Ouricuri: ex-prefeito é investigado por possível improbidade administrativa por débitos fiscais

Promotoria instaura inquérito civil para apurar suposto desvio de finalidade e prejuízo ao erário municipal; Francisco Ricardo Soares Ramos foi notificado para se manifestar

O Ministério Público de Pernambuco (MPPE) iniciou uma investigação sobre possíveis atos de improbidade administrativa envolvendo débitos fiscais do município de Ouricuri, no Sertão do Araripe.
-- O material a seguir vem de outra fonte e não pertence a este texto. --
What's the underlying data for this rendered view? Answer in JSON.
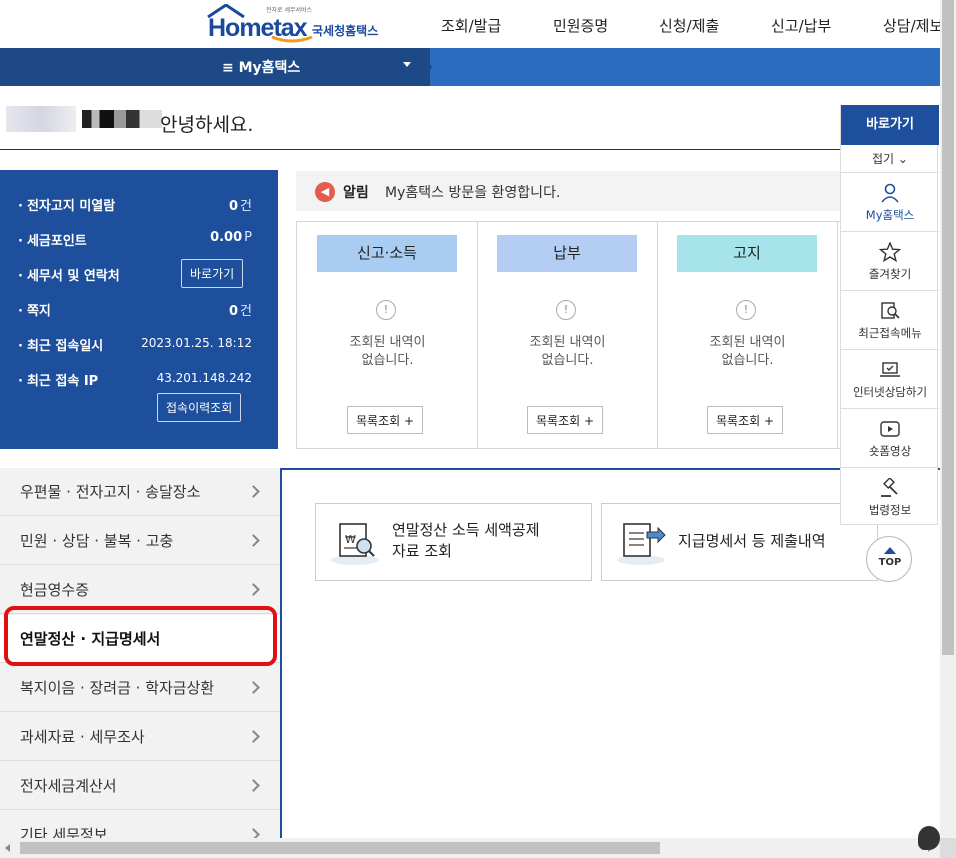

A 1ª Promotoria de Justiça local instaurou inquérito civil para apurar irregularidades nos Autos de Infração n. 11274-720.457/2024-16 e 11274-720.437/2024-45, que podem ter causado prejuízos aos cofres públicos.
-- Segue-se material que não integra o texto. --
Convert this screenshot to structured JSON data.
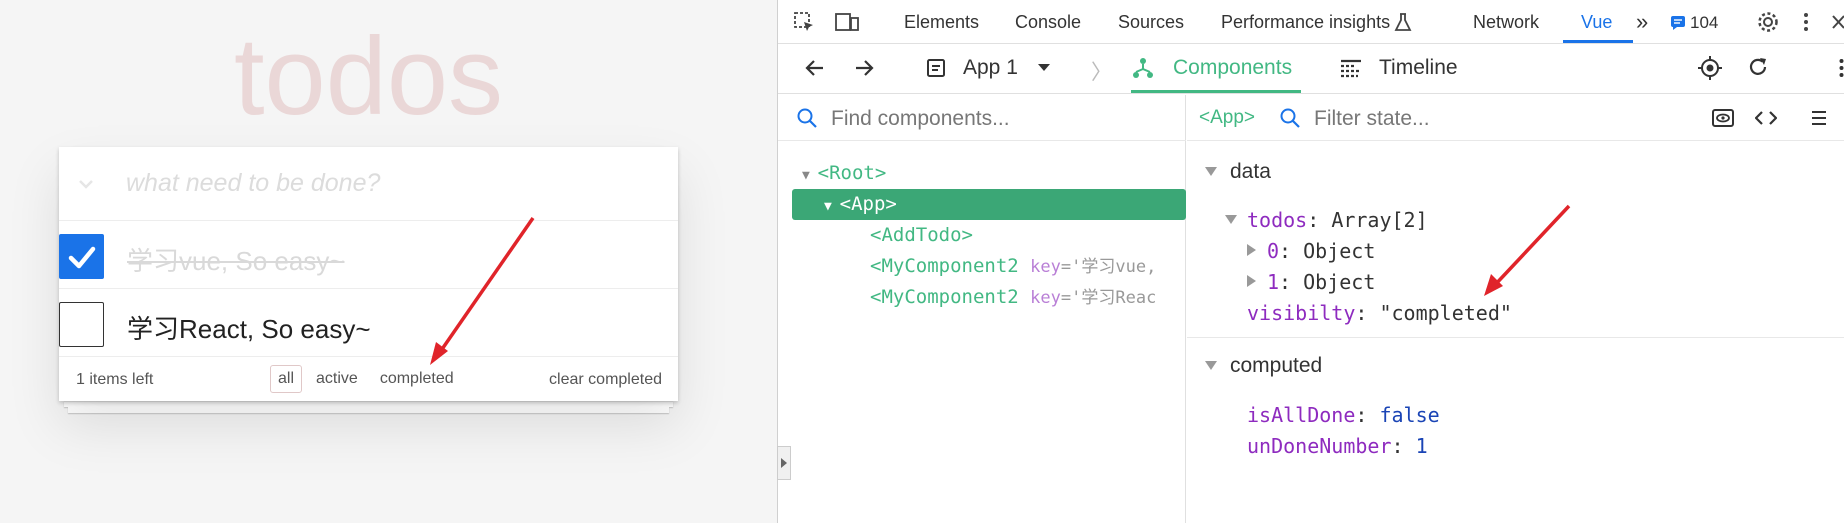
{
  "todo_app": {
    "title": "todos",
    "new_todo_placeholder": "what need to be done?",
    "items": [
      {
        "label": "学习vue, So easy~",
        "completed": true
      },
      {
        "label": "学习React, So easy~",
        "completed": false
      }
    ],
    "footer": {
      "items_left": "1 items left",
      "filters": [
        "all",
        "active",
        "completed"
      ],
      "selected_filter": "all",
      "clear_completed": "clear completed"
    }
  },
  "devtools": {
    "tabs": [
      "Elements",
      "Console",
      "Sources",
      "Performance insights",
      "Network",
      "Vue"
    ],
    "active_tab": "Vue",
    "message_count": "104",
    "app_selector": "App 1",
    "subtabs": [
      "Components",
      "Timeline"
    ],
    "active_subtab": "Components",
    "find_placeholder": "Find components...",
    "filter_placeholder": "Filter state...",
    "selected_component": "<App>",
    "tree": [
      {
        "label": "<Root>",
        "depth": 0,
        "expanded": true
      },
      {
        "label": "<App>",
        "depth": 1,
        "expanded": true,
        "selected": true
      },
      {
        "label": "<AddTodo>",
        "depth": 2
      },
      {
        "label": "<MyComponent2",
        "key_attr": "key",
        "key_value": "='学习vue,",
        "depth": 2
      },
      {
        "label": "<MyComponent2",
        "key_attr": "key",
        "key_value": "='学习Reac",
        "depth": 2
      }
    ],
    "state": {
      "data_title": "data",
      "todos_prop": "todos",
      "todos_value": "Array[2]",
      "todo_entries": [
        {
          "index": "0",
          "value": "Object"
        },
        {
          "index": "1",
          "value": "Object"
        }
      ],
      "visibility_prop": "visibilty",
      "visibility_value": "\"completed\"",
      "computed_title": "computed",
      "isAllDone_prop": "isAllDone",
      "isAllDone_value": "false",
      "unDoneNumber_prop": "unDoneNumber",
      "unDoneNumber_value": "1"
    }
  },
  "colors": {
    "vue_green": "#42b883",
    "annotation_red": "#e0242a",
    "accent_blue": "#1a73e8"
  }
}
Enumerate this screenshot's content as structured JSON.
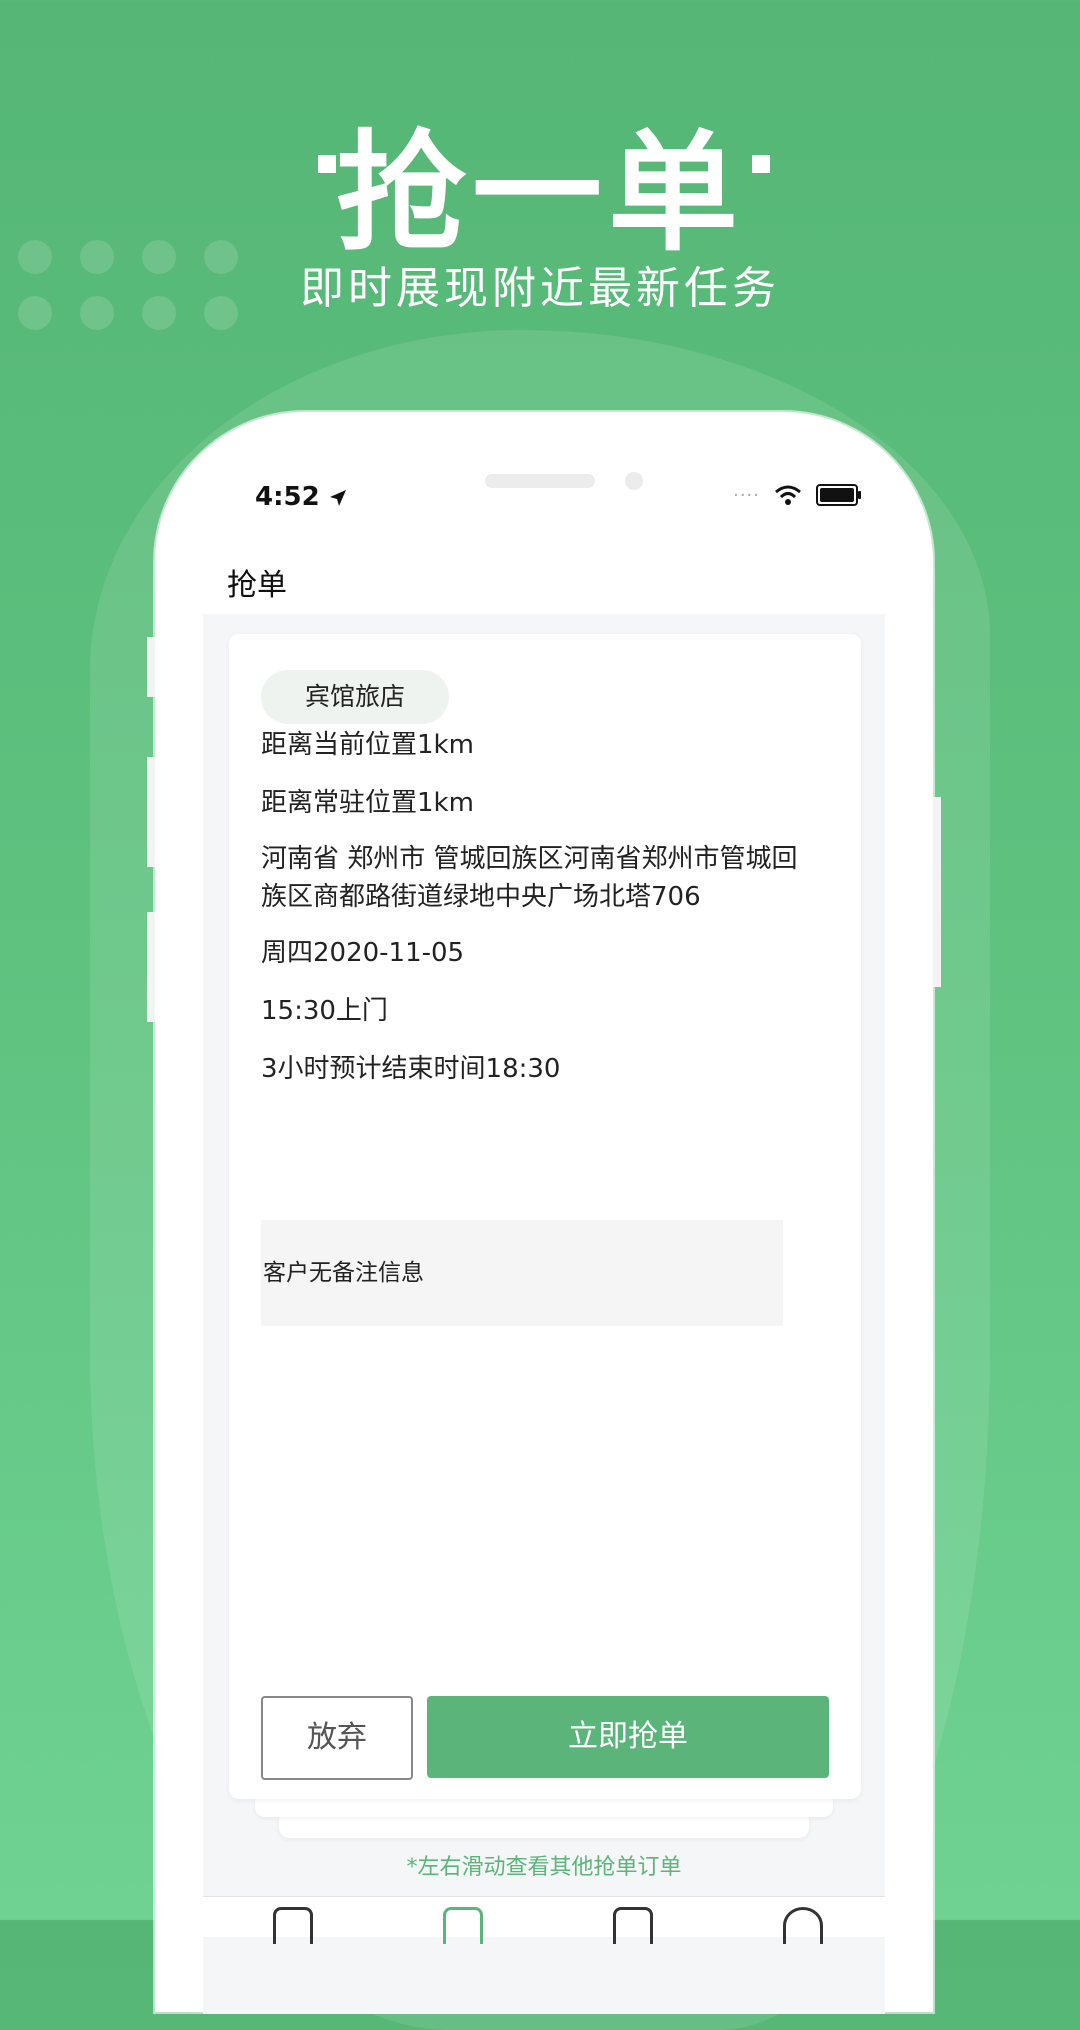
{
  "hero": {
    "title": "抢一单",
    "subtitle": "即时展现附近最新任务"
  },
  "status_bar": {
    "time": "4:52",
    "location_icon": "location-arrow-icon",
    "signal_icon": "signal-dots-icon",
    "wifi_icon": "wifi-icon",
    "battery_icon": "battery-icon"
  },
  "nav": {
    "title": "抢单"
  },
  "order": {
    "category": "宾馆旅店",
    "distance_current": "距离当前位置1km",
    "distance_resident": "距离常驻位置1km",
    "address": "河南省 郑州市 管城回族区河南省郑州市管城回族区商都路街道绿地中央广场北塔706",
    "date": "周四2020-11-05",
    "visit_time": "15:30上门",
    "duration": "3小时预计结束时间18:30",
    "remark": "客户无备注信息"
  },
  "actions": {
    "abandon": "放弃",
    "grab": "立即抢单"
  },
  "hint": "*左右滑动查看其他抢单订单",
  "colors": {
    "brand_green": "#5bb57a",
    "background_green": "#55b675"
  }
}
De acordo com a portaria publicada no Diário Oficial do MPPE desta segunda-feira (25), o promotor Manoel Dias da Purificação Neto determinou a conversão de uma Notícia de Fato em Inquérito Civil após encontrar “indícios da prática de ato de improbidade administrativa, notadamente violação aos princípios regentes da administração pública (desvio de finalidade) e prejuízo ao erário”.

Investigado e determinações

O ex-prefeito Francisco Ricardo Soares Ramos foi notificado para apresentar manifestação escrita no prazo de 15 dias.

A Promotoria determinou ainda:

  • Que o atual gestor do município informe em 20 dias se os débitos fiscais foram quitados ou parcelados, com comprovantes de pagamento
  • Que seja informado se foi instaurado procedimento administrativo interno para apurar responsabilidades e buscar ressarcimento do dano
  • Requisição ao Tribunal de Contas do Estado (TCE-PE) de cópia integral dos processos e acórdãos relativos às contas de gestão de Ouricuri

Base legal

O inquérito foi instaurado com base na Lei de Improbidade Administrativa (8.429/92) e na Lei da Ação Civil Pública (7.347/85), que atribuem ao MP a defesa do patrimônio público e da probidade administrativa.

O promotor mencionou ainda a possibilidade de “acordo de não persecução civil”, nos moldes da Resolução 01/2020 do CSMP, que permite solução consensual antes da adoção de medidas judiciais.

Próximos passos

As diligências devem ser cumpridas no prazo estabelecido, após os quais os autos retornarão conclusos para análise ministerial. O caso acompanha um movimento do MPPE de fortalecer o combate à corrupção e irregularidades na administração pública municipal.

Cópias da portaria foram encaminhadas ao Conselho Superior do MP, à Secretaria Geral, ao Centro de Apoio Operacional do Patrimônio Público e à Corregedoria Geral da instituição.